Voyager – Fearless In Love

Fearless In Love
Voyager
Season Of Mist
2023
Palabras De Oro

Voyager – Fearless In Love

Voyager Fearless In Love

La Scandinavie, le Canada, mais également l’Australie se sont imposés depuis un bon moment comme étant des terres hautement créatrices de prog. Voyager (rien à voir avec l’album de Vangelis) est presque un nouveau venu dans ce genre. Presque, car le groupe a quand-même 24 ans d’existence et Fearless In Love est leur huitième album. Par contre, celui-ci marque une évolution de leur rock metal popisant (le quintette de Perth a défendu les couleurs australiennes lors de l’Eurovision 2023 avec le single « Promise » terminant à une honorable neuvième place) vers une musique hybride incorporant désormais certains schémas progressifs. Ceci est certainement dû aux tournées réalisées en compagnie de groupes comme Leprous, Devin Townsend et Opeth. L’idée était de conserver leurs racines tout en explorant d’autres territoires afin de plaire aux fans de musique complexe ainsi qu’à tous ceux qui voudraient banger directement, un melting-pot particulièrement bien réussi. Il en résulte un album où mélodies sucrées, rythmiques syncopées et metal forment un redoutable alliage avec, comme recette, une opposition bien dosée entre, d’une part, le chant très clair et mélodieux ainsi que les claviers évanescents et 80’s de Daniel Estrin, et d’autre part, des guitares (Simone Dow et Scott Kay), une basse ( Alex Canion) et des percussions (Ashley Doodkorte) assassines.
Quand je lis dans leur bio la citation de Dany « Lorsque vous écoutez Fearless In Love, j’aimerais beaucoup que vous disiez : « Je n’ai jamais entendu quelque chose comme ça auparavant » et que tous les musiciens ont enregistré en direct, j’avoue être assez incrédule. En particulier, l’ombre de Leprous (le groupe qui n’en finit pas de monter et qui a laissé sur le cul l’assemblée du Night Of The Prog cet été) et parfois de Tool plane beaucoup sur les compos notamment sur les riffs et breaks de guitares. Pourtant, je salue la remarquable production de l’opus assurée par Matt Templeman tellement classieuse et propre que j’ai du mal à croire à des enregistrements du band en direct. Quoi qu’il en soit, on s’en fiche un peu tellement le résultat est à proprement parler bluffant. Nous avons droit à onze titres d’un format plutôt ramassé tout le long desquels les changements d’ambiances sont constants, comme sur le fameux « Promise » dont les trois minutes semblent durer bien plus longtemps du fait de changements de rythmes, de percussions syncopées, de growls en contrepoint. Étonnant qu’il ait été si bien reçu à l’Eurovision !
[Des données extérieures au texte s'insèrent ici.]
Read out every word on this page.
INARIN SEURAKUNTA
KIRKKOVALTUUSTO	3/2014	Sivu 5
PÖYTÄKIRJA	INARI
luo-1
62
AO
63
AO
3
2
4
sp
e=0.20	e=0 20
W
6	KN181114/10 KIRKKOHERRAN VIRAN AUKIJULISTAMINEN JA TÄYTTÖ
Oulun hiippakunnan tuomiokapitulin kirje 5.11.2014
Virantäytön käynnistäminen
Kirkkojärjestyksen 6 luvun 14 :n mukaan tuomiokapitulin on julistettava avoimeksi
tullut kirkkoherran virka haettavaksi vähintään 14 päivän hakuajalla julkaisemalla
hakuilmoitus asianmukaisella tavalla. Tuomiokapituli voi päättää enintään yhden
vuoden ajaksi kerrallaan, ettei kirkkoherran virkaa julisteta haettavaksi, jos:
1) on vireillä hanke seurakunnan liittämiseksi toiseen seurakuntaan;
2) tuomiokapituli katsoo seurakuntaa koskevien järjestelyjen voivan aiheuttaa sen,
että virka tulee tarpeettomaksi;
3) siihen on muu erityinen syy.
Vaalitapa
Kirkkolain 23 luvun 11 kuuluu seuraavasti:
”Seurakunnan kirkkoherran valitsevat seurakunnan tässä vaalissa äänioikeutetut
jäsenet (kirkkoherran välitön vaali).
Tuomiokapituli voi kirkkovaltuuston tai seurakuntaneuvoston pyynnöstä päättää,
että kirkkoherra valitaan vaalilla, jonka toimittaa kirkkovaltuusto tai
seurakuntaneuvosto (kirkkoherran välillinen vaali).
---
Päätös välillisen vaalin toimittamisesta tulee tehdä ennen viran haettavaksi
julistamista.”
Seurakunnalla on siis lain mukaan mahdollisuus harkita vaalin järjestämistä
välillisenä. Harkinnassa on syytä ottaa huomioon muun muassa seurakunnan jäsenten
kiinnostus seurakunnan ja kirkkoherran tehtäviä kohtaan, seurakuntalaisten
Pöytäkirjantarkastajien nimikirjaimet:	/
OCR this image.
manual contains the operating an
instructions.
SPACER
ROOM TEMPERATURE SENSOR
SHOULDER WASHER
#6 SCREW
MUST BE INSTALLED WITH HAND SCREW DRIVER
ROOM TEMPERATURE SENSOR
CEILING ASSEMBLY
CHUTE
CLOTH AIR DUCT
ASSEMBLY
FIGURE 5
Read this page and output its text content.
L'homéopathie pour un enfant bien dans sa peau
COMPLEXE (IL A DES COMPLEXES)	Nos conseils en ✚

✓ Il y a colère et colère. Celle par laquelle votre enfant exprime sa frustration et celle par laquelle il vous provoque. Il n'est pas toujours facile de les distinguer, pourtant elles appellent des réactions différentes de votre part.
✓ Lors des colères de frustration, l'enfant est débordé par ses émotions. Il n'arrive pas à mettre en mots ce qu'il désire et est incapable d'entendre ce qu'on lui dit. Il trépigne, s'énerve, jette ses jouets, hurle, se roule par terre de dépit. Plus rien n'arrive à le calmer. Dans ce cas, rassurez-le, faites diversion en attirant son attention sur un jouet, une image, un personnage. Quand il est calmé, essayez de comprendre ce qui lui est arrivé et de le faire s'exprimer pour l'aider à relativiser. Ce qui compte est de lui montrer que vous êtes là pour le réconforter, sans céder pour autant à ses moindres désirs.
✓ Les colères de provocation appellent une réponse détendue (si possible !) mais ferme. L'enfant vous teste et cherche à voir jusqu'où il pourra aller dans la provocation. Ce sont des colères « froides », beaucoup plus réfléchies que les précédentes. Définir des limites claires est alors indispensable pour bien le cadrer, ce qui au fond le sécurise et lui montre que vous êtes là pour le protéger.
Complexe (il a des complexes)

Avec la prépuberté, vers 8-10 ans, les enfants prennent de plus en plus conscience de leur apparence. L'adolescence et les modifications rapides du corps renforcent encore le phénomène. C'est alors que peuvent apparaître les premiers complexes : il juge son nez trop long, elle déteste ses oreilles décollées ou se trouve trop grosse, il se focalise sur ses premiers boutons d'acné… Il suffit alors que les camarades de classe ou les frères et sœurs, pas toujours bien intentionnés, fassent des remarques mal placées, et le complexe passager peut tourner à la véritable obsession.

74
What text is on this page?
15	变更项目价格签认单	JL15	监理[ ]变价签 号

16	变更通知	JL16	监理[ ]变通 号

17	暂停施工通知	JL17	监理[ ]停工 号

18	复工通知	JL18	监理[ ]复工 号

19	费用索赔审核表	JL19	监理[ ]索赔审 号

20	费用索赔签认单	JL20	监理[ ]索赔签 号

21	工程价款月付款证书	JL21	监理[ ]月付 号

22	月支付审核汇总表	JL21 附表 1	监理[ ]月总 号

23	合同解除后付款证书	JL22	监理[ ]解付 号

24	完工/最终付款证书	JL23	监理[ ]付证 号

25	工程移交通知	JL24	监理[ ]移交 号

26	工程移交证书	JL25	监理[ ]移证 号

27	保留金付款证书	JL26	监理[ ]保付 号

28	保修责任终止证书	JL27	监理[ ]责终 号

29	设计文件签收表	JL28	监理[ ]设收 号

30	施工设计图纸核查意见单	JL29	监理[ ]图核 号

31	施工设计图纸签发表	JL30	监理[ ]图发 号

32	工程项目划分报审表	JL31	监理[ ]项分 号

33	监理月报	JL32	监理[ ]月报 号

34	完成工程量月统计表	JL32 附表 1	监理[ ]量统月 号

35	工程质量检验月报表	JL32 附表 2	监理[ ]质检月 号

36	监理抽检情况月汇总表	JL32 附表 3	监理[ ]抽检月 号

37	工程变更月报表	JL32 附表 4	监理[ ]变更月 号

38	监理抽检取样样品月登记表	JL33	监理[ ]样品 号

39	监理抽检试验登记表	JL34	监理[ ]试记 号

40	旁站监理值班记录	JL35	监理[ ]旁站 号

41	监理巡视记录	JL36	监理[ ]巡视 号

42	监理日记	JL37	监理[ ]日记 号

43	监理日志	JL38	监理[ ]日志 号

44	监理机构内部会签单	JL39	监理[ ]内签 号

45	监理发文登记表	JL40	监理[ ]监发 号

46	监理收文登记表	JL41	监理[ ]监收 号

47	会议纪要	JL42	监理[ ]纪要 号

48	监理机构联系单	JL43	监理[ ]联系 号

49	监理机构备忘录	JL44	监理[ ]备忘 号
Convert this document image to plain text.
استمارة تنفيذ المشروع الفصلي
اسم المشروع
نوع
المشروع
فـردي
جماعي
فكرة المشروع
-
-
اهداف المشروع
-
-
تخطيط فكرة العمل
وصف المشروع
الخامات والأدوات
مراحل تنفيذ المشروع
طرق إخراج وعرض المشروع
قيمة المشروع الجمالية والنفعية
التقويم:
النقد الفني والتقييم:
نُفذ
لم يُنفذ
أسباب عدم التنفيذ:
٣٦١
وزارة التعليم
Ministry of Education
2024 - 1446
Voyager Fearless In Love band 1
Fearless In Love n’est pas un concept bien qu’il nous emmène dans un voyage sociétal pour nous confronter à notre société empreinte de folie et d’incohérences. Musicalement, les intros des plages sont presque systématiquement réalisées avec des séquences de claviers façon 80’s sur lesquelles Dany pose très tôt sa voix très claire et, semble t-il, très légèrement auto-tunée. Les grosses guitares apparaissent dans un second temps et font enfler démesurément les titres. Ensuite, les changements d’ambiances pop metal et prog sont multiples sur de courtes durées ce qui lui donne une dynamique assez exceptionnelle. En particulier, les trois premiers titres sont épatants. « The Best Intentions » donne le ton en ce domaine alors que « Prince Of Fire » joue encore plus sur les côtés alternatifs et… clair et obscur (décidément, cette musique méritait complètement d’être chroniquée dans nos colonnes). Avec le dansant et sympathique « Dreamer », on a droit au morceau le plus dans l’esprit pop Leprousien sans pompage aucun. Pourtant, cette fructueuse entrée en matière n’est rien à côté de l’étonnant « Ultraviolet » sur lequel je kiffe grave le chant et les séquences de synthés hypnotiques de Dany me rappelant un peu le Kino des débuts. L’enflement du titre préfigurant l’apparition de quelques growls en alter-ego et un solo de guitare en fading taillent ce diamant brut en un joyau brillant de mille feux. J’ai déjà cité « Dreamer » qui annonce une propension plus pop dans la progression de l’album, précédant l’ambivalent « The Lamenting » aux couplets pops, mais aux refrains hyper mélancoliques et tristes à la Bruce Soord (The Pineapple Thief). « Promise » (Eurovision oblige), « Twisted » et « Daydream » démontrent la capacité du groupe à marier judicieusement cette pop au metal. « Submarine » sonne beaucoup plus heavy proposant de furieux soli de claviers et de guitare alors que « Listen » présente un long pont progressif comportant, lui aussi, un joli solo de guitare. Voyager termine son effort par l’unique ballade « Gren (Fearless in Love) » aux lignes de chant bien travaillées lui permettant de franchir aisément l’écueil de la ballade heavy classique et chiante que son thème, « l’amour fait mal, mais il ne faut pas en avoir peur », aurait pu inciter à adopter.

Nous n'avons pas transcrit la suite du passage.